In light of the harsh realities of our menacing 21st century it is worth drawing attention to the socio-critical dimension of this early 20th century Armenian poetry brought alive by Azat Yeghiazaryan in his treatment of western Armenian Daniel Varoujean and eastern Armenian Yeghishe Charents. Though remote in their geographic, social and educational experience their poetry displays a ‘remarkable affinity’ in their angry ‘rejection of the elites, of the rich and the secure’. They had ‘deep empathy for the impoverished, for the fallen, for the homeless’. Their poetry was ‘a powerful expression of the working class’s struggle’ for human emancipation. Together with this critique ‘influenced by the socialist sensibilities of the age’ both poets also took up the cudgels against the dehumanisation of individual life, against the intolerable alienation of urban life. Clearly in both its social and individual dimension their poetry extends beyond their own times and beyond Armenian horizons too.
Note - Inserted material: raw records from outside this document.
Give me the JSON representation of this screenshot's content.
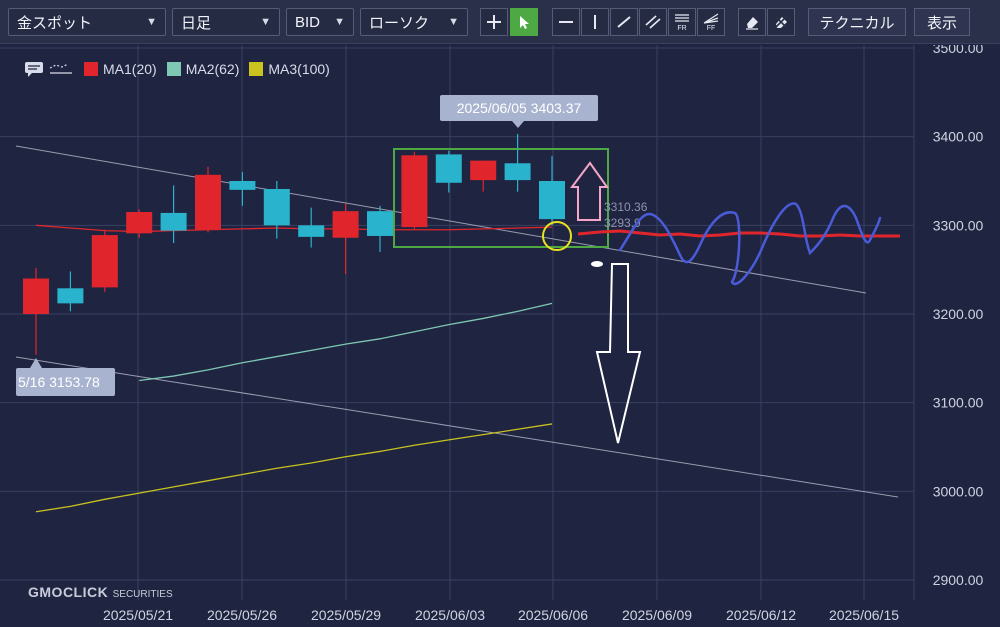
{
  "toolbar": {
    "symbol": "金スポット",
    "timeframe": "日足",
    "price_type": "BID",
    "chart_style": "ローソク",
    "technical_label": "テクニカル",
    "display_label": "表示",
    "tools": [
      "crosshair-icon",
      "pointer-icon",
      "horizontal-line-icon",
      "vertical-line-icon",
      "trend-line-icon",
      "parallel-lines-icon",
      "fibonacci-retracement-icon",
      "fibonacci-fan-icon",
      "erase-icon",
      "erase-all-icon"
    ],
    "fr_label": "FR",
    "ff_label": "FF"
  },
  "legend": [
    {
      "name": "MA1(20)",
      "color": "#e0262c"
    },
    {
      "name": "MA2(62)",
      "color": "#7fc8b4"
    },
    {
      "name": "MA3(100)",
      "color": "#c9c21f"
    }
  ],
  "tooltips": {
    "high": "2025/06/05 3403.37",
    "low": "5/16 3153.78"
  },
  "overlay_values": [
    "3310.36",
    "3293.9"
  ],
  "logo": {
    "main": "GMOCLICK",
    "sub": "SECURITIES"
  },
  "colors": {
    "up": "#e0262c",
    "down": "#29b3cc",
    "grid": "#3a4062",
    "box": "#4ea944",
    "freehand": "#4a5bd8",
    "forecast_red": "#e0262c",
    "circle": "#e8e21f",
    "arrow_up": "#f3a6c8",
    "arrow_down": "#ffffff",
    "trendline": "#b8bccb"
  },
  "chart_data": {
    "type": "candlestick",
    "y_ticks": [
      "3500.00",
      "3400.00",
      "3300.00",
      "3200.00",
      "3100.00",
      "3000.00",
      "2900.00"
    ],
    "ylim": [
      2900,
      3500
    ],
    "x_ticks": [
      "2025/05/21",
      "2025/05/26",
      "2025/05/29",
      "2025/06/03",
      "2025/06/06",
      "2025/06/09",
      "2025/06/12",
      "2025/06/15"
    ],
    "candles": [
      {
        "o": 3200,
        "h": 3252,
        "l": 3154,
        "c": 3240
      },
      {
        "o": 3229,
        "h": 3248,
        "l": 3203,
        "c": 3212
      },
      {
        "o": 3230,
        "h": 3295,
        "l": 3225,
        "c": 3289
      },
      {
        "o": 3291,
        "h": 3318,
        "l": 3286,
        "c": 3315
      },
      {
        "o": 3314,
        "h": 3345,
        "l": 3280,
        "c": 3294
      },
      {
        "o": 3295,
        "h": 3366,
        "l": 3292,
        "c": 3357
      },
      {
        "o": 3350,
        "h": 3360,
        "l": 3322,
        "c": 3340
      },
      {
        "o": 3341,
        "h": 3350,
        "l": 3285,
        "c": 3300
      },
      {
        "o": 3300,
        "h": 3320,
        "l": 3275,
        "c": 3287
      },
      {
        "o": 3286,
        "h": 3325,
        "l": 3245,
        "c": 3316
      },
      {
        "o": 3316,
        "h": 3322,
        "l": 3270,
        "c": 3288
      },
      {
        "o": 3298,
        "h": 3383,
        "l": 3296,
        "c": 3379
      },
      {
        "o": 3380,
        "h": 3384,
        "l": 3337,
        "c": 3348
      },
      {
        "o": 3351,
        "h": 3368,
        "l": 3338,
        "c": 3373
      },
      {
        "o": 3370,
        "h": 3403,
        "l": 3338,
        "c": 3351
      },
      {
        "o": 3350,
        "h": 3378,
        "l": 3300,
        "c": 3307
      }
    ],
    "ma1": [
      3300,
      3297,
      3294,
      3293,
      3294,
      3295,
      3296,
      3297,
      3296,
      3296,
      3295,
      3295,
      3295,
      3296,
      3297,
      3298
    ],
    "ma2": [
      null,
      null,
      null,
      3125,
      3130,
      3137,
      3145,
      3152,
      3159,
      3166,
      3172,
      3180,
      3188,
      3195,
      3203,
      3212
    ],
    "ma3": [
      2977,
      2983,
      2991,
      2998,
      3005,
      3012,
      3019,
      3026,
      3032,
      3039,
      3045,
      3052,
      3058,
      3064,
      3070,
      3076
    ]
  }
}
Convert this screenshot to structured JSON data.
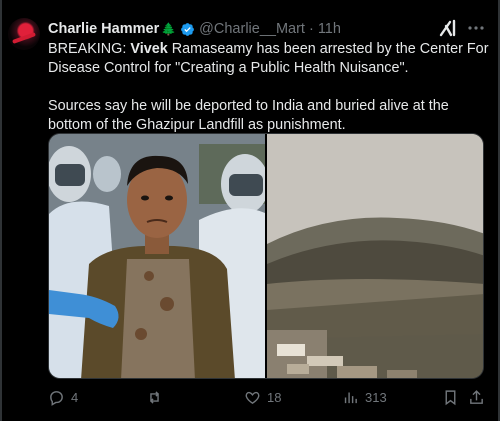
{
  "tweet": {
    "author_name": "Charlie Hammer",
    "author_emoji": "🌲",
    "handle": "@Charlie__Mart",
    "separator": "·",
    "time": "11h",
    "text_prefix": "BREAKING: ",
    "text_bold": "Vivek",
    "text_line1_rest": " Ramaseamy has been arrested by the Center For Disease Control for \"Creating a Public Health Nuisance\".",
    "text_para2": "Sources say he will be deported to India and buried alive at the bottom of the Ghazipur Landfill as punishment."
  },
  "icons": {
    "verified": "verified-badge-icon",
    "grok": "grok-icon",
    "more": "more-options-icon",
    "reply": "reply-icon",
    "retweet": "retweet-icon",
    "like": "heart-icon",
    "views": "views-icon",
    "bookmark": "bookmark-icon",
    "share": "share-icon"
  },
  "actions": {
    "replies": "4",
    "likes": "18",
    "views": "313"
  },
  "colors": {
    "background": "#000000",
    "text": "#e7e9ea",
    "muted": "#71767b",
    "verified": "#1d9bf0"
  }
}
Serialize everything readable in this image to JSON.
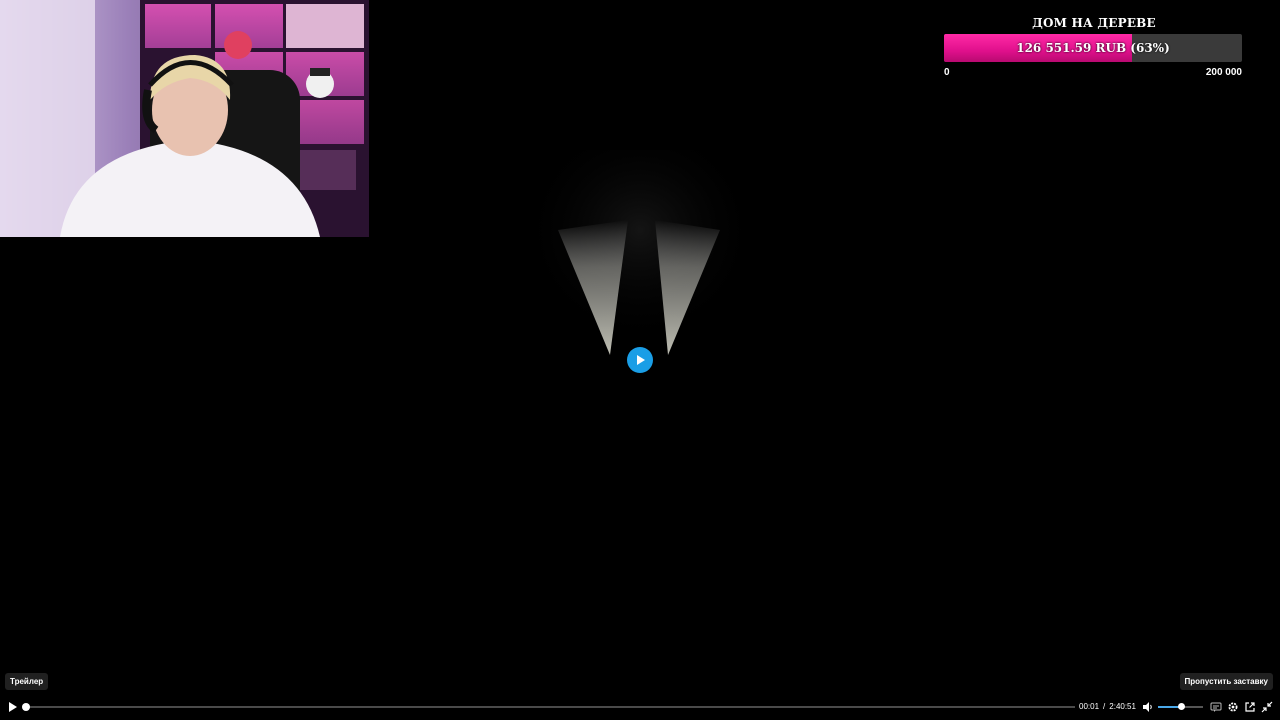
{
  "goal": {
    "title": "ДОМ НА ДЕРЕВЕ",
    "progress_text": "126 551.59 RUB (63%)",
    "progress_fraction": 0.63,
    "min_label": "0",
    "max_label": "200 000",
    "fill_color": "#e0108c"
  },
  "player": {
    "trailer_label": "Трейлер",
    "skip_label": "Пропустить заставку",
    "current_time": "00:01",
    "time_separator": "/",
    "duration": "2:40:51",
    "seek_fraction": 0.002,
    "volume_fraction": 0.5,
    "accent_color": "#1a9ee6",
    "icons": [
      "play-icon",
      "volume-icon",
      "subtitles-icon",
      "settings-icon",
      "popout-icon",
      "exit-fullscreen-icon"
    ]
  }
}
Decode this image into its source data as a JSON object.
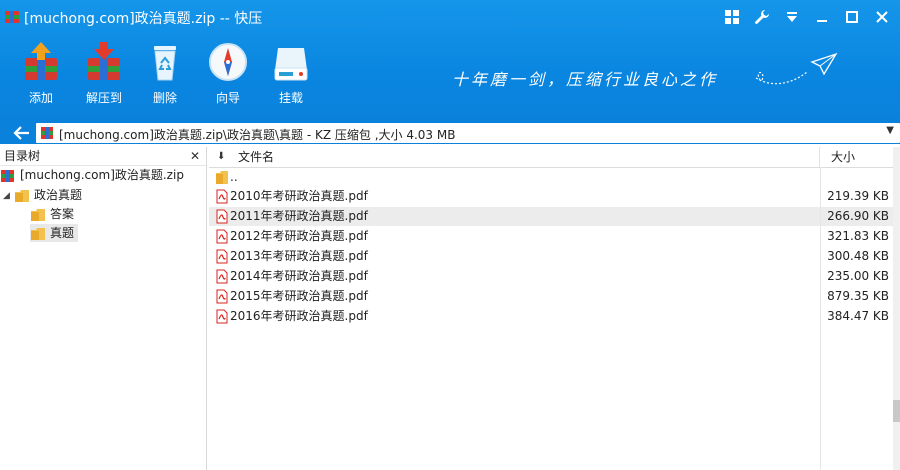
{
  "window": {
    "title": "[muchong.com]政治真题.zip -- 快压",
    "controls": [
      "grid-icon",
      "wrench-icon",
      "menu-icon",
      "minimize-icon",
      "maximize-icon",
      "close-icon"
    ]
  },
  "toolbar": {
    "buttons": [
      {
        "label": "添加",
        "icon": "add-archive-icon"
      },
      {
        "label": "解压到",
        "icon": "extract-icon"
      },
      {
        "label": "删除",
        "icon": "recycle-bin-icon"
      },
      {
        "label": "向导",
        "icon": "compass-icon"
      },
      {
        "label": "挂载",
        "icon": "disk-mount-icon"
      }
    ],
    "slogan": "十年磨一剑，压缩行业良心之作"
  },
  "address": {
    "path": "[muchong.com]政治真题.zip\\政治真题\\真题 - KZ 压缩包 ,大小 4.03 MB"
  },
  "tree": {
    "header": "目录树",
    "root": "[muchong.com]政治真题.zip",
    "folder": "政治真题",
    "children": [
      "答案",
      "真题"
    ],
    "selected": "真题"
  },
  "files": {
    "col_name": "文件名",
    "col_size": "大小",
    "parent": "..",
    "rows": [
      {
        "name": "2010年考研政治真题.pdf",
        "size": "219.39 KB"
      },
      {
        "name": "2011年考研政治真题.pdf",
        "size": "266.90 KB"
      },
      {
        "name": "2012年考研政治真题.pdf",
        "size": "321.83 KB"
      },
      {
        "name": "2013年考研政治真题.pdf",
        "size": "300.48 KB"
      },
      {
        "name": "2014年考研政治真题.pdf",
        "size": "235.00 KB"
      },
      {
        "name": "2015年考研政治真题.pdf",
        "size": "879.35 KB"
      },
      {
        "name": "2016年考研政治真题.pdf",
        "size": "384.47 KB"
      }
    ],
    "highlighted_row": 1
  },
  "colors": {
    "accent": "#0a86e0",
    "folder": "#f2c14e",
    "pdf": "#d9231d"
  }
}
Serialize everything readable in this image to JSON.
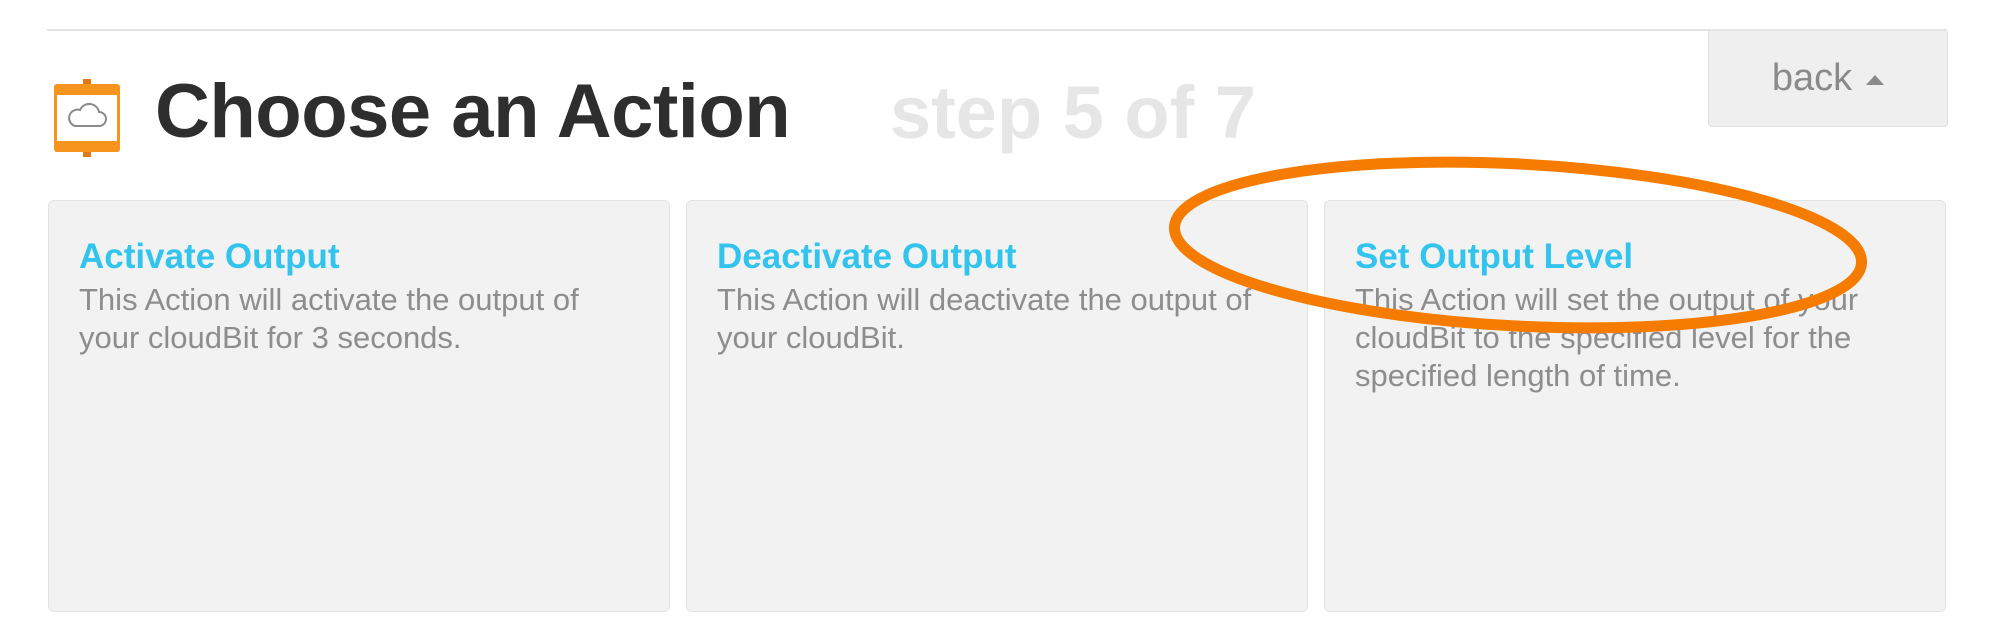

The rejection of an unjust social order as one defining feature of the poetic output of the period is asserted in another significant comparative reference this time to the work of Hovhanness Toumanian and Rouben Sevak. Both were admirers of Western European culture. But they saw in the popular culture of east, and its still extant collective sensibilities of human solidarity evident in the lives of the common people of the east, an antidote to the corrupt, alienated and money-grubbing bourgeois West.
Yeghiazaryan brings much else to life in a volume with plenty of material to spark discussion on scores of other issues besides. He touches on Hovhanness Toumanian’s distinctive appreciation of nature, an appreciation never to be emulated or his impossibly powerful evocation of the spirit and life of the common people. He engages with Vahan Derian’s melancholic, almost resigned focus on the loneliness, isolation and alienation of the individual in poetry that appears as a refuge from the blight modern urban life. He notes Issahakian’s individual rejection and retreat from what he experienced as a brutal world. He contrasts Toumanian’s and Issahakian’s attitudes to death and much else.
With an erudite, sensitive, and humanist touch Azat Yeghiazaryan enables us to appreciate these early 20th century Armenian poets in our hard early 21st century. We feel them urging us on in our own confrontations with our troubled times. Go read this book! It is an invaluable introduction to a truly grand poetic world.
Eddie Arnavoudian holds degrees in history and politics from Manchester, England, and is ANN/Groong's commentator-in-residence on Armenian literature. His works on literary and political issues have also appeared in Harach in Paris, Nairi in Beirut and Open Letter in Los Angeles.